他是真心為宣濃光著想,然而宣濃光卻並不買賬,下意識便覺得他要坑自己

“休想,我如果走了,你是不是想等大師兄回來,和大師兄告狀,講我完全沒把大師兄的話放在眼裏,然後讓大師兄回來後懲罰我,哼,我早就知道你對我禍害你的庭院心懷不滿,”

“你還知道那是禍害啊?”

還以為真理直氣壯,沒覺得自己有什麽錯呢。

姬徹天橫了他一眼,翻過一頁書冊,也是對他感到無可奈何了,只能說

“放心,我不會告狀,你禍害了我的庭院,我也懲罰過你,此事便算了解,揭過不談,你也不必擔心我懷恨在心,況且,我以前也從來沒找大師兄告過你的狀吧。”

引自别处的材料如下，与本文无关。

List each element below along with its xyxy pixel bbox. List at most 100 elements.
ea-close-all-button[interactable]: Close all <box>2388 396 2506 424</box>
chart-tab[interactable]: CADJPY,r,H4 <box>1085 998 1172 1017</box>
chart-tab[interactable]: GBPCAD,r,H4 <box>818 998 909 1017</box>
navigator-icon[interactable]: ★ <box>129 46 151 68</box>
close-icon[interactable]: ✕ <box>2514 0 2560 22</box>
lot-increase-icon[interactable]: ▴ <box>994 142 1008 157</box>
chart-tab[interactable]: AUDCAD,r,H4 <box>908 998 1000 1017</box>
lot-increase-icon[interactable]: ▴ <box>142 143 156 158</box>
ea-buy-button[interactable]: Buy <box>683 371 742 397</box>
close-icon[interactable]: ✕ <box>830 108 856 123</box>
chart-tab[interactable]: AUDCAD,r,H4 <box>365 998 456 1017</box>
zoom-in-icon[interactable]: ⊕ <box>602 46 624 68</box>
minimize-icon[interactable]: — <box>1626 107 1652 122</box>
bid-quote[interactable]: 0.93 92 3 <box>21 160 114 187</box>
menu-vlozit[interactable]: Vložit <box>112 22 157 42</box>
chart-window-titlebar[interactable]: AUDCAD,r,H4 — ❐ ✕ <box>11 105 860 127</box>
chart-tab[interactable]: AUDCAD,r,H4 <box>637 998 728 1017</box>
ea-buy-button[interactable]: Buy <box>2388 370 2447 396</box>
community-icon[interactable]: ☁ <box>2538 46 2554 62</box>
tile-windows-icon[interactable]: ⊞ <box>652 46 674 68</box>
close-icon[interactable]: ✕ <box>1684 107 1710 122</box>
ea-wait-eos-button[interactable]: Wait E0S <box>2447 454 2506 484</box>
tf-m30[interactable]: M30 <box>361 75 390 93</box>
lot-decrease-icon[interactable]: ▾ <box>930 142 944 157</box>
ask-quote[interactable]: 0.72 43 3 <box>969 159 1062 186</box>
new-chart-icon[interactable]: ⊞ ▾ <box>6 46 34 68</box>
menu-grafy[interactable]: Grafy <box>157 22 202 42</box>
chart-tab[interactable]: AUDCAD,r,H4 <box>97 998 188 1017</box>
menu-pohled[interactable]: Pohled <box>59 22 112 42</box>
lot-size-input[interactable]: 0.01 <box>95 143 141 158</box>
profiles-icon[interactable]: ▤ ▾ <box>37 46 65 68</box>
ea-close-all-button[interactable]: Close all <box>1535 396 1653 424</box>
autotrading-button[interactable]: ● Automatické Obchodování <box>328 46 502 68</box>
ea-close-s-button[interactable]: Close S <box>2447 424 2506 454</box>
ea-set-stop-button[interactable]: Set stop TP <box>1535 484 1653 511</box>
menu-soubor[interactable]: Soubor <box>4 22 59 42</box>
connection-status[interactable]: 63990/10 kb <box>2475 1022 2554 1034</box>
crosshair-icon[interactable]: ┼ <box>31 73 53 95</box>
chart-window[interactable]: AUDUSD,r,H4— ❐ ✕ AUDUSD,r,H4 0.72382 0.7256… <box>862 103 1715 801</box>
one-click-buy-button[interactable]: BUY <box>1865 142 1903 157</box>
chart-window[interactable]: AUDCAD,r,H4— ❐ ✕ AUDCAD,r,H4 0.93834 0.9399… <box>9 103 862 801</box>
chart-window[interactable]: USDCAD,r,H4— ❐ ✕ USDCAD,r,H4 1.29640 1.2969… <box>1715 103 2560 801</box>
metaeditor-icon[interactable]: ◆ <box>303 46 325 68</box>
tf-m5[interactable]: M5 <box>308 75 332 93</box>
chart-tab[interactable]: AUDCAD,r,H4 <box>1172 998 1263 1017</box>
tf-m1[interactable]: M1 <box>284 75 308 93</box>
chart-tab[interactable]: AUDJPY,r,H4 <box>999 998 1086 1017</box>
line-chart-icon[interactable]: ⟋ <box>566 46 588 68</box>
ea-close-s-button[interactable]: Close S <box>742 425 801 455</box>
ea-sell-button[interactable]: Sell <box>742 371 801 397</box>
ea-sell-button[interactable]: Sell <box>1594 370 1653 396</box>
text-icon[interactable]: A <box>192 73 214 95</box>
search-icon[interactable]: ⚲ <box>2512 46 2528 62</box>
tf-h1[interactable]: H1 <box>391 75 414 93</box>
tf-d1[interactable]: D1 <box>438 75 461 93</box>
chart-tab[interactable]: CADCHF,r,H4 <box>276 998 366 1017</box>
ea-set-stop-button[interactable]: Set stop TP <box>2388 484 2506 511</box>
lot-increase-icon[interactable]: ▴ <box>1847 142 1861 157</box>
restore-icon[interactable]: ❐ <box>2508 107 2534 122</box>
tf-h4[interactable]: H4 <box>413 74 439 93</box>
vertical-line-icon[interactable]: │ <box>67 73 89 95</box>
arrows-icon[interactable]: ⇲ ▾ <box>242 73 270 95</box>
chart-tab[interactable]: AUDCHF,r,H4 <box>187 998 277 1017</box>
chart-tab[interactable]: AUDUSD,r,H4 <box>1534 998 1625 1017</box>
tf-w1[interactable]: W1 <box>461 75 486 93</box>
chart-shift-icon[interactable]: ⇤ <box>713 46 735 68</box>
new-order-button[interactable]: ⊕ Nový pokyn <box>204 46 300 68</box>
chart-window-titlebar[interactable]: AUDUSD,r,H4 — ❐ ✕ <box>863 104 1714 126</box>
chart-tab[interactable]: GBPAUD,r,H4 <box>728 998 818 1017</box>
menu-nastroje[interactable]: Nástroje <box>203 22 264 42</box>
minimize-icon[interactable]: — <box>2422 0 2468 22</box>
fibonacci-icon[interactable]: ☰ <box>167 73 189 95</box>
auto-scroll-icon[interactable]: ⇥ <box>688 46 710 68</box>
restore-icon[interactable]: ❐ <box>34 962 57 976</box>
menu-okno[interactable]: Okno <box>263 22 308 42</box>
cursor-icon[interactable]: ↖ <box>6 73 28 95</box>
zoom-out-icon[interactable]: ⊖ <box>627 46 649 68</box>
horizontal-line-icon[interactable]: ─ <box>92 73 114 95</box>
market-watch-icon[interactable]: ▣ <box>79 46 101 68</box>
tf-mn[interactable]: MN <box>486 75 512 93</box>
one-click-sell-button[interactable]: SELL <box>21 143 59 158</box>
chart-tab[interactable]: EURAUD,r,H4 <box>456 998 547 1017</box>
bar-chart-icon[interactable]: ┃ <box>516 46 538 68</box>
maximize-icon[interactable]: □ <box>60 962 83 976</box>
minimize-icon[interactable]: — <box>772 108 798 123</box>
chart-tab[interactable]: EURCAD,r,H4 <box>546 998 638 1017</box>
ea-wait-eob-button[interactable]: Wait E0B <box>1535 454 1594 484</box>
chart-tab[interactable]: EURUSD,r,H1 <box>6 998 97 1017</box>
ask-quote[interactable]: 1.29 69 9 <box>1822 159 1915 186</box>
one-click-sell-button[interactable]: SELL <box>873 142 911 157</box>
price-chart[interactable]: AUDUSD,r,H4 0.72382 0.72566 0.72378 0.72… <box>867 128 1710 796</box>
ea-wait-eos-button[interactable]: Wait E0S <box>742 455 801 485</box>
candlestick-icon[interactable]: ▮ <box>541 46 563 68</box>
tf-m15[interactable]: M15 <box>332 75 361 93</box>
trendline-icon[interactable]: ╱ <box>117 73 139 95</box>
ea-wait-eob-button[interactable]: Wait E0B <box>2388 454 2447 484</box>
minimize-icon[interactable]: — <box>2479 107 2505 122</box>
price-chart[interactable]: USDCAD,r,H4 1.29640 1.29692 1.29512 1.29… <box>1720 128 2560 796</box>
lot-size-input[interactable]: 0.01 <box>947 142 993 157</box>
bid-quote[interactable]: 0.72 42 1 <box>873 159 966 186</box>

應該說,宣濃光禍害多少宮殿,他都忽略了,若不是禍害到自己的地方,姬徹天從來不聞不問,也從沒有告訴過大師兄的打算,就是不知道宣濃光為什麽從來不相信自己。

就如同現在,宣濃光哼哼兩聲,才不信這種說辭。

而就在他們說話的時候,忽然一聲驚呼響了起來。

“神明大人!”

二人動作一楞,對視一眼,齊齊起身,朝著聲音來源找尋去,便見衣衫襤褸的少年,站在流水的盡頭,一臉驚慌的左顧右盼,看到他們兩個,原地呆楞了一會兒,便踉蹌著倒退兩步,想要逃跑。

“跑什麽!”

宣濃光卻先他一步,到了他的身邊,一手拎起了他的後衣領,將他上下看了一遍,“哦”了一聲,將他隨手一丟,說

“我還以為大師兄讓等的人是誰,果然是你。”

這少年不是旁人,便是入夢而來的緋。